Montgomery writes books for adults and youth. This book has appeal for people of all ages. The language, beautiful and poetic at times, is filled with feeling and propelled by a quest for more – more knowledge, more adventure, more connection. It is, as promised, the story of a life lived in close proximity to animals. While that life is a privilege, it demands much of those who open themselves to animals and the environmental catastrophe that now imperils the wild world.
— Rae Padilla Francoeur, Foster’s Daily Democrat
This lovely, wise book is illustrated with black and white paintings that are childlike in their simplicity — the big eyes of the border collie, the smile of the pig — making this appear to be a book for children. It could be. But it could also be a book for anyone who has ever been entranced by another living creature. (Border collie lovers, beware: You will need Kleenex. Everyone else should be OK.)
— Laurie Hertzel, Minneapolis Star Tribune
It’s clear that Montgomery views every creature that she meets as a unique individual, with their own personality, needs, and desires. The animals in How to Be a Good Creature are complex, fully-fleshed characters. So, what helps Montgomery discover an animal’s character? “I think just the ability to be quiet, and to listen, and to open your heart. It’s just being still,” she says.
The defining theme of the book is love — the love that Montgomery feels for her own pets and the love she witnesses in the animal kingdom. “I think almost all animals, certainly every animal I can think of, has some capacity to love because it has evolutionary value. We didn’t come up with it ourselves, we inherited it from our ancestors which include, you know, ancestors who didn’t have backbones,” Montgomery says. “Love has evolutionary value. Consciousness has evolutionary value. Reasoning has evolutionary value. So, we aren’t the only ones that have it. Do they feel the same about you as you feel about them? It’s probably different. But then, your spouse probably feels slightly different about you than you do about them.”
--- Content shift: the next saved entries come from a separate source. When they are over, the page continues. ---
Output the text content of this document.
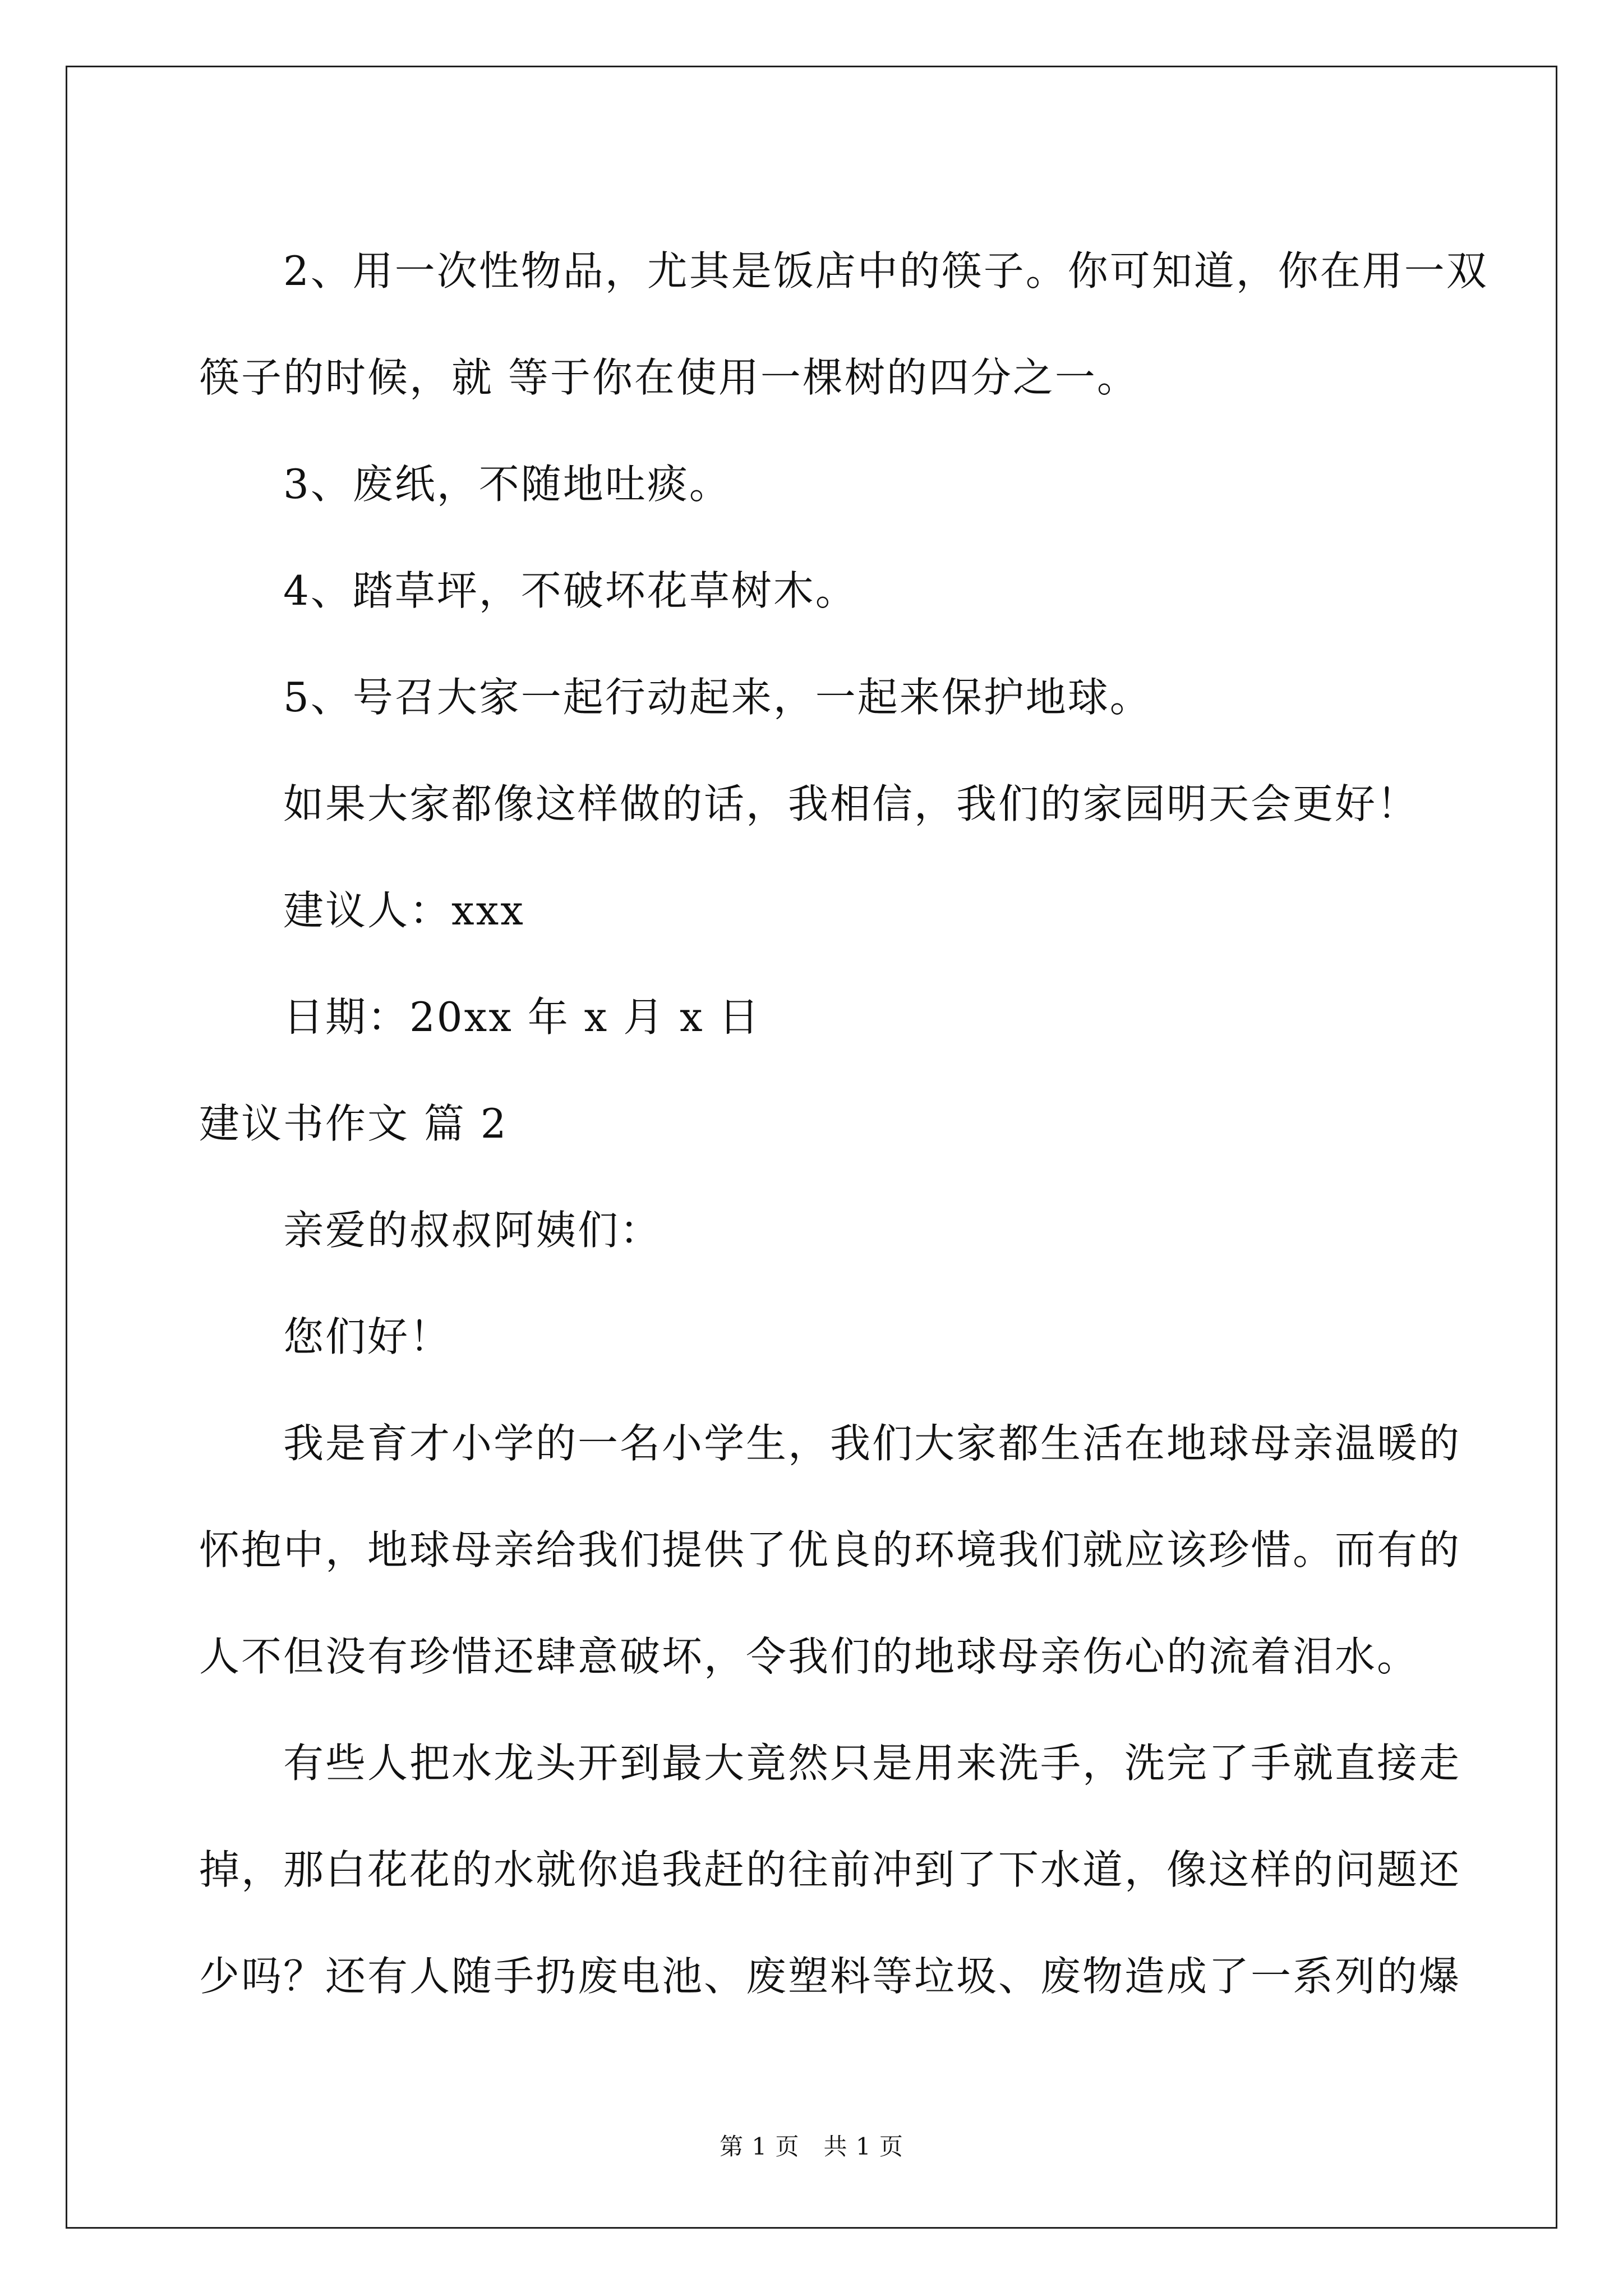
2、用一次性物品，尤其是饭店中的筷子。你可知道，你在用一双
筷子的时候，就 等于你在使用一棵树的四分之一。
3、废纸，不随地吐痰。
4、踏草坪，不破坏花草树木。
5、号召大家一起行动起来，一起来保护地球。
如果大家都像这样做的话，我相信，我们的家园明天会更好！
建议人：xxx
日期：20xx 年 x 月 x 日
建议书作文 篇 2
亲爱的叔叔阿姨们：
您们好！
我是育才小学的一名小学生，我们大家都生活在地球母亲温暖的
怀抱中，地球母亲给我们提供了优良的环境我们就应该珍惜。而有的
人不但没有珍惜还肆意破坏，令我们的地球母亲伤心的流着泪水。
有些人把水龙头开到最大竟然只是用来洗手，洗完了手就直接走
掉，那白花花的水就你追我赶的往前冲到了下水道，像这样的问题还
少吗？还有人随手扔废电池、废塑料等垃圾、废物造成了一系列的爆
第 1 页　共 1 页
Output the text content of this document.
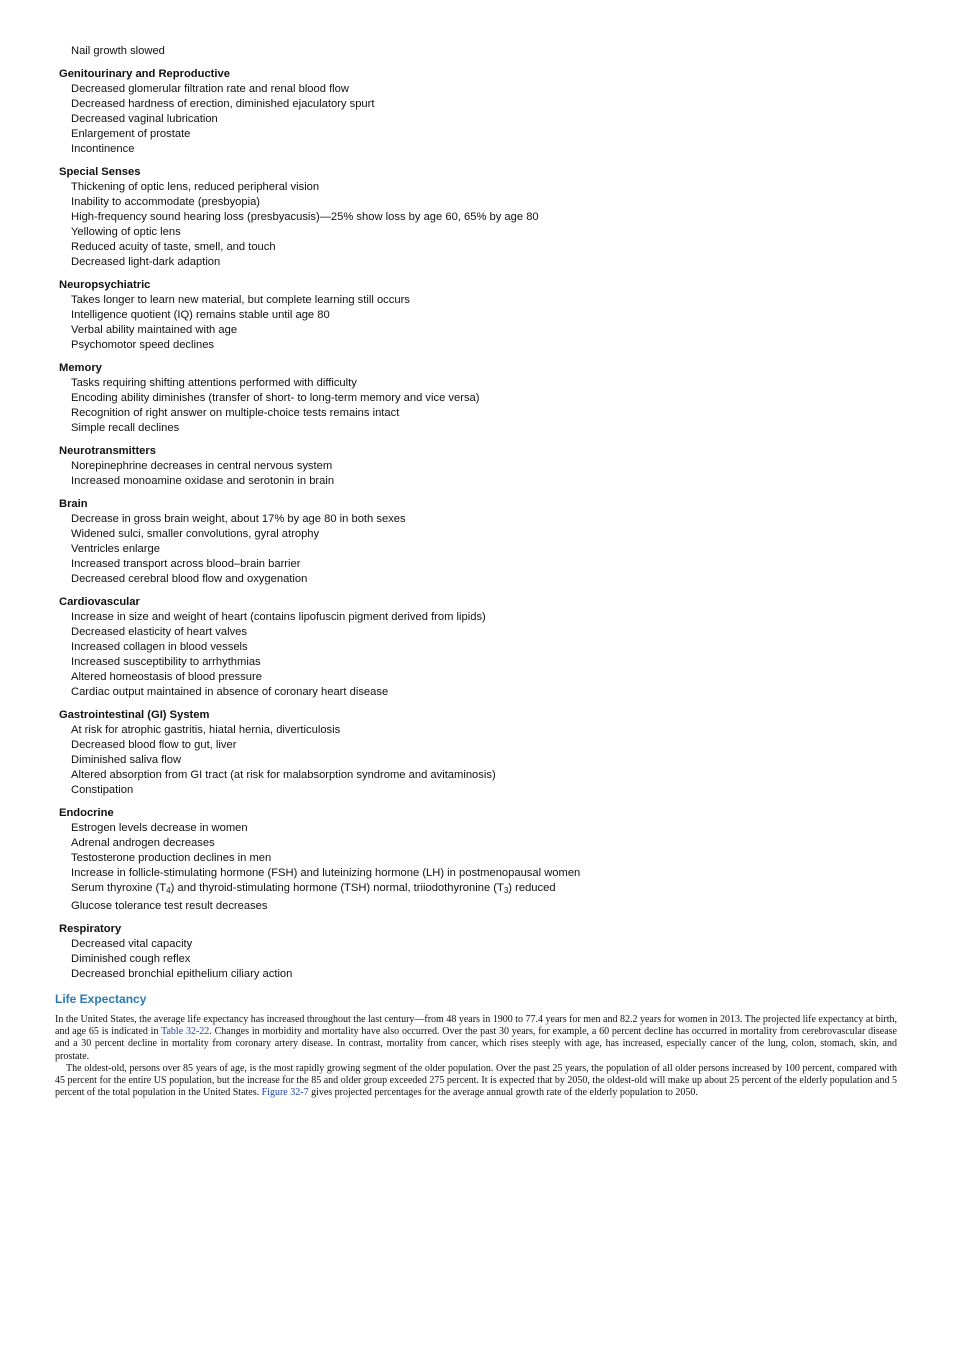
Nail growth slowed
Genitourinary and Reproductive
Decreased glomerular filtration rate and renal blood flow
Decreased hardness of erection, diminished ejaculatory spurt
Decreased vaginal lubrication
Enlargement of prostate
Incontinence
Special Senses
Thickening of optic lens, reduced peripheral vision
Inability to accommodate (presbyopia)
High-frequency sound hearing loss (presbyacusis)—25% show loss by age 60, 65% by age 80
Yellowing of optic lens
Reduced acuity of taste, smell, and touch
Decreased light-dark adaption
Neuropsychiatric
Takes longer to learn new material, but complete learning still occurs
Intelligence quotient (IQ) remains stable until age 80
Verbal ability maintained with age
Psychomotor speed declines
Memory
Tasks requiring shifting attentions performed with difficulty
Encoding ability diminishes (transfer of short- to long-term memory and vice versa)
Recognition of right answer on multiple-choice tests remains intact
Simple recall declines
Neurotransmitters
Norepinephrine decreases in central nervous system
Increased monoamine oxidase and serotonin in brain
Brain
Decrease in gross brain weight, about 17% by age 80 in both sexes
Widened sulci, smaller convolutions, gyral atrophy
Ventricles enlarge
Increased transport across blood–brain barrier
Decreased cerebral blood flow and oxygenation
Cardiovascular
Increase in size and weight of heart (contains lipofuscin pigment derived from lipids)
Decreased elasticity of heart valves
Increased collagen in blood vessels
Increased susceptibility to arrhythmias
Altered homeostasis of blood pressure
Cardiac output maintained in absence of coronary heart disease
Gastrointestinal (GI) System
At risk for atrophic gastritis, hiatal hernia, diverticulosis
Decreased blood flow to gut, liver
Diminished saliva flow
Altered absorption from GI tract (at risk for malabsorption syndrome and avitaminosis)
Constipation
Endocrine
Estrogen levels decrease in women
Adrenal androgen decreases
Testosterone production declines in men
Increase in follicle-stimulating hormone (FSH) and luteinizing hormone (LH) in postmenopausal women
Serum thyroxine $(T_4)$ and thyroid-stimulating hormone (TSH) normal, triiodothyronine $(T_3)$ reduced
Glucose tolerance test result decreases
Respiratory
Decreased vital capacity
Diminished cough reflex
Decreased bronchial epithelium ciliary action
Life Expectancy

In the United States, the average life expectancy has increased throughout the last century—from 48 years in 1900 to 77.4 years for men and 82.2 years for women in 2013. The projected life expectancy at birth, and age 65 is indicated in Table 32-22. Changes in morbidity and mortality have also occurred. Over the past 30 years, for example, a 60 percent decline has occurred in mortality from cerebrovascular disease and a 30 percent decline in mortality from coronary artery disease. In contrast, mortality from cancer, which rises steeply with age, has increased, especially cancer of the lung, colon, stomach, skin, and prostate.

The oldest-old, persons over 85 years of age, is the most rapidly growing segment of the older population. Over the past 25 years, the population of all older persons increased by 100 percent, compared with 45 percent for the entire US population, but the increase for the 85 and older group exceeded 275 percent. It is expected that by 2050, the oldest-old will make up about 25 percent of the elderly population and 5 percent of the total population in the United States. Figure 32-7 gives projected percentages for the average annual growth rate of the elderly population to 2050.
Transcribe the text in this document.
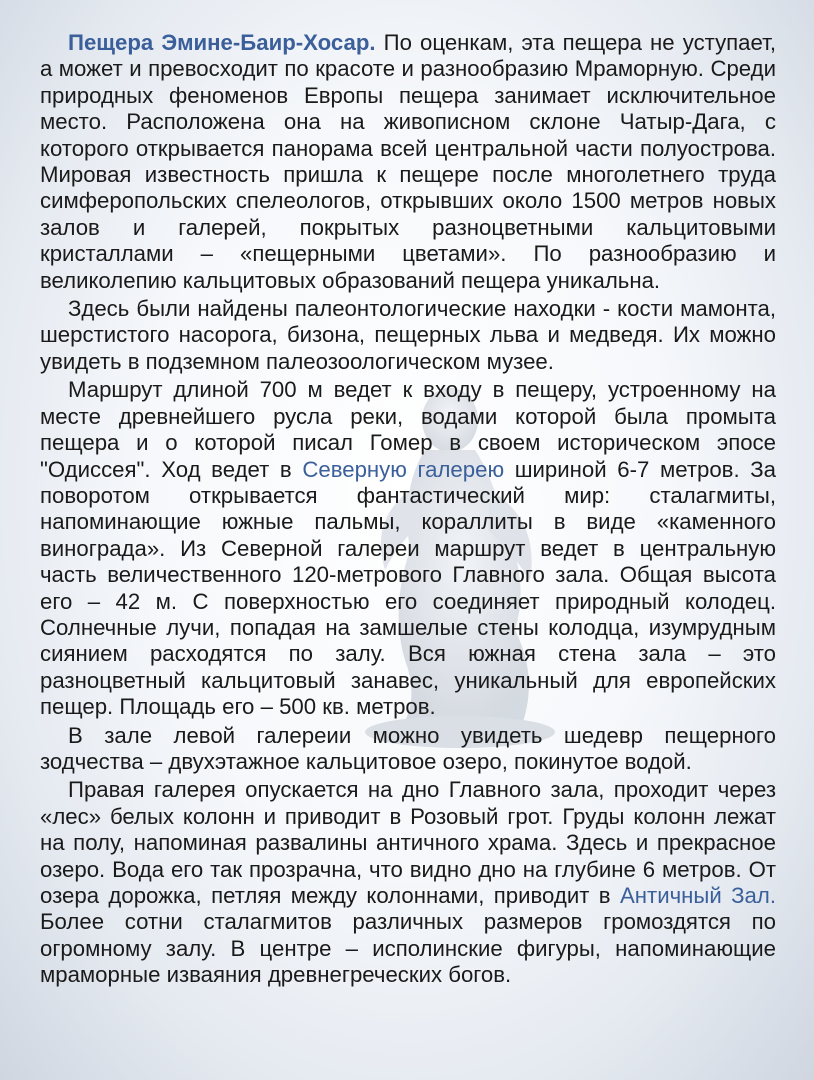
Пещера Эмине-Баир-Хосар. По оценкам, эта пещера не уступает, а может и превосходит по красоте и разнообразию Мраморную. Среди природных феноменов Европы пещера занимает исключительное место. Расположена она на живописном склоне Чатыр-Дага, с которого открывается панорама всей центральной части полуострова. Мировая известность пришла к пещере после многолетнего труда симферопольских спелеологов, открывших около 1500 метров новых залов и галерей, покрытых разноцветными кальцитовыми кристаллами – «пещерными цветами». По разнообразию и великолепию кальцитовых образований пещера уникальна.

Здесь были найдены палеонтологические находки - кости мамонта, шерстистого насорога, бизона, пещерных льва и медведя. Их можно увидеть в подземном палеозоологическом музее.

Маршрут длиной 700 м ведет к входу в пещеру, устроенному на месте древнейшего русла реки, водами которой была промыта пещера и о которой писал Гомер в своем историческом эпосе "Одиссея". Ход ведет в Северную галерею шириной 6-7 метров. За поворотом открывается фантастический мир: сталагмиты, напоминающие южные пальмы, кораллиты в виде «каменного винограда». Из Северной галереи маршрут ведет в центральную часть величественного 120-метрового Главного зала. Общая высота его – 42 м. С поверхностью его соединяет природный колодец. Солнечные лучи, попадая на замшелые стены колодца, изумрудным сиянием расходятся по залу. Вся южная стена зала – это разноцветный кальцитовый занавес, уникальный для европейских пещер. Площадь его – 500 кв. метров.

В зале левой галереии можно увидеть шедевр пещерного зодчества – двухэтажное кальцитовое озеро, покинутое водой.

Правая галерея опускается на дно Главного зала, проходит через «лес» белых колонн и приводит в Розовый грот. Груды колонн лежат на полу, напоминая развалины античного храма. Здесь и прекрасное озеро. Вода его так прозрачна, что видно дно на глубине 6 метров. От озера дорожка, петляя между колоннами, приводит в Античный Зал. Более сотни сталагмитов различных размеров громоздятся по огромному залу. В центре – исполинские фигуры, напоминающие мраморные изваяния древнегреческих богов.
Most readers will know Sy Montgomery as the author of titles about animals across the globe that she happily joins scientists in tracking, such as Kakapo Rescue: Saving the World’s Strangest Parrot and The Great White Shark Scientist. Here she turns to memoir to explain her relationship with animals, starting with her childhood reliance on Scottish terrier Molly and her finding her calling when she got involved with emu research in Australia. Though she traveled the world to document various animals, it was her beloved border collie, Tess, and Tess’ successor border collies, plus friendly pig Christopher Hogwood, that have brought the most meaning to her life and filled it with joy. She portrays animals at home and far away with keen and loving eagerness, and the account of animal- rich life on her farm with her husband has an idyllic tone that recalls mid-century animal-loving writers ranging from E. B. White to Sterling North. She also writes, however, with honesty about her difficult mother and bouts of depression, and the role of animals in her negotiation of both; her daunting struggles with loss, an inevitability when dealing with comparatively shorter-lived animals, are poignantly described. Readers will be drawn to the animal tales and the pastoral dream life, but they’ll also appreciate the acknowledgment of life’s darker aspects and the way connections with animals can bring important meaning to human lives. End matter includes a section of candid black and white photographs of the author and animals she’s known over the years, a personably annotated list of books that influenced Montgomery, and a list of her own books.